Texting shorthand like this has also found its way into schools, as students have recently started to use it when writing assignments such as essays and college papers. Professors, English teachers and other people who care about language are not happy.
According to an article posted by edtechmagazine.com last fall appropriately titled ‘Is Texting Ruining the English Language, text messaging is now the norm: 97 percent of young adults who own a cell phone text on a daily basis. Young adults send an average of 109.5 text messages a day, notes the article.
The story also cites two studies that looked at whether texting does indeed have a negative effect on the English Language.
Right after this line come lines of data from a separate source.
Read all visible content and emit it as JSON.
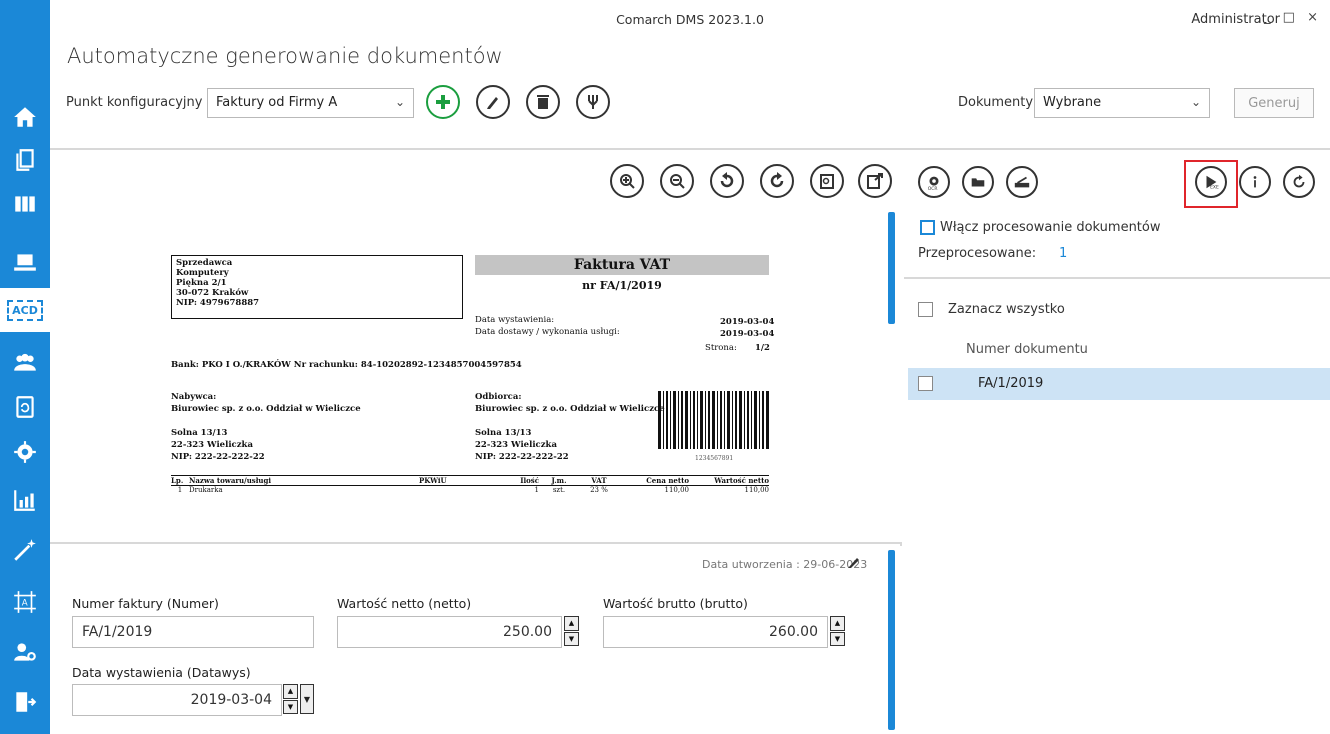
{
  "window": {
    "title": "Comarch DMS 2023.1.0",
    "user": "Administrator",
    "controls": "_ □ ×"
  },
  "page": {
    "title": "Automatyczne generowanie dokumentów"
  },
  "config": {
    "label": "Punkt konfiguracyjny",
    "selected": "Faktury od Firmy A"
  },
  "documents": {
    "label": "Dokumenty",
    "selected": "Wybrane",
    "generate_label": "Generuj"
  },
  "sidebar": {
    "items": [
      "home-icon",
      "documents-icon",
      "columns-icon",
      "laptop-icon",
      "acd-icon",
      "users-icon",
      "document-cycle-icon",
      "settings-icon",
      "chart-icon",
      "wand-icon",
      "template-icon",
      "user-settings-icon",
      "logout-icon"
    ],
    "acd_label": "ACD"
  },
  "invoice": {
    "seller_label": "Sprzedawca",
    "seller_name": "Komputery",
    "seller_street": "Piękna 2/1",
    "seller_city": "30-072 Kraków",
    "seller_nip": "NIP: 4979678887",
    "title": "Faktura VAT",
    "number": "nr FA/1/2019",
    "issue_label": "Data wystawienia:",
    "issue_date": "2019-03-04",
    "delivery_label": "Data dostawy / wykonania usługi:",
    "delivery_date": "2019-03-04",
    "page_label": "Strona:",
    "page_value": "1/2",
    "bank": "Bank: PKO I O./KRAKÓW  Nr rachunku: 84-10202892-1234857004597854",
    "buyer_label": "Nabywca:",
    "buyer_name": "Biurowiec sp. z o.o. Oddział w Wieliczce",
    "buyer_street": "Solna 13/13",
    "buyer_city": "22-323 Wieliczka",
    "buyer_nip": "NIP: 222-22-222-22",
    "recipient_label": "Odbiorca:",
    "recipient_name": "Biurowiec sp. z o.o. Oddział w Wieliczce",
    "recipient_street": "Solna 13/13",
    "recipient_city": "22-323 Wieliczka",
    "recipient_nip": "NIP: 222-22-222-22",
    "barcode_number": "1234567891",
    "table_headers": [
      "Lp.",
      "Nazwa towaru/usługi",
      "PKWiU",
      "Ilość",
      "J.m.",
      "VAT",
      "Cena netto",
      "Wartość netto"
    ],
    "row": [
      "1",
      "Drukarka",
      "",
      "1",
      "szt.",
      "23 %",
      "110,00",
      "110,00"
    ]
  },
  "form": {
    "created_label": "Data utworzenia : 29-06-2023",
    "invoice_number_label": "Numer faktury (Numer)",
    "invoice_number_value": "FA/1/2019",
    "net_label": "Wartość netto (netto)",
    "net_value": "250.00",
    "gross_label": "Wartość brutto (brutto)",
    "gross_value": "260.00",
    "issue_date_label": "Data wystawienia (Datawys)",
    "issue_date_value": "2019-03-04"
  },
  "right": {
    "processing_label": "Włącz procesowanie dokumentów",
    "processed_label": "Przeprocesowane:",
    "processed_value": "1",
    "select_all_label": "Zaznacz wszystko",
    "column_header": "Numer dokumentu",
    "rows": [
      "FA/1/2019"
    ]
  },
  "colors": {
    "accent": "#1b88d7",
    "highlight": "#e0252b",
    "green": "#1b9e3f",
    "selected_row": "#cde3f5"
  }
}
On a positive note, a “British study of students ages 8–12 discovered a link between text messages and high performance on standardized spelling tests.” However in an “American study on students from grades sixth through eighth showed that scores on grammar assessment tests decreased as text-speak use increased.”
Gladys Carro, a professor who teaches advanced grammar at CCNY isn’t surprised. “The more people use ‘whatever- — words, spelling, phrases, punctuation incorrectly — the longer they take to figure out what the correct way is,” she says. “Sometimes, they don’t even recall what the correct word was.”
Student Jordan A. Bertan agrees. “I refuse to use shorthand when I text,” he says. “The only abbreviations I use are lol, lmao, and brb. I don’t want to get use to it.”
“The number 7 should be written out as seven,” he adds.
When asked if texting has affected her grammar, Samantha Dunstan, another student at CCNY stated that “Once upon a time, yes. When I used to shorten words all the time I found myself doing the same in formal papers for school.”
She corrected the habit. “This however has changed and it has caused me to now actually stop and spell out each word,” she says. “I even write out numbers instead of just using them. I do still use abbreviations such as lol, btw, lmao, etc.”
Dunstan thinks everyone should do the same. “I know people that abbreviate everything and speak exactly how they type,” she says, “which is just horrible.”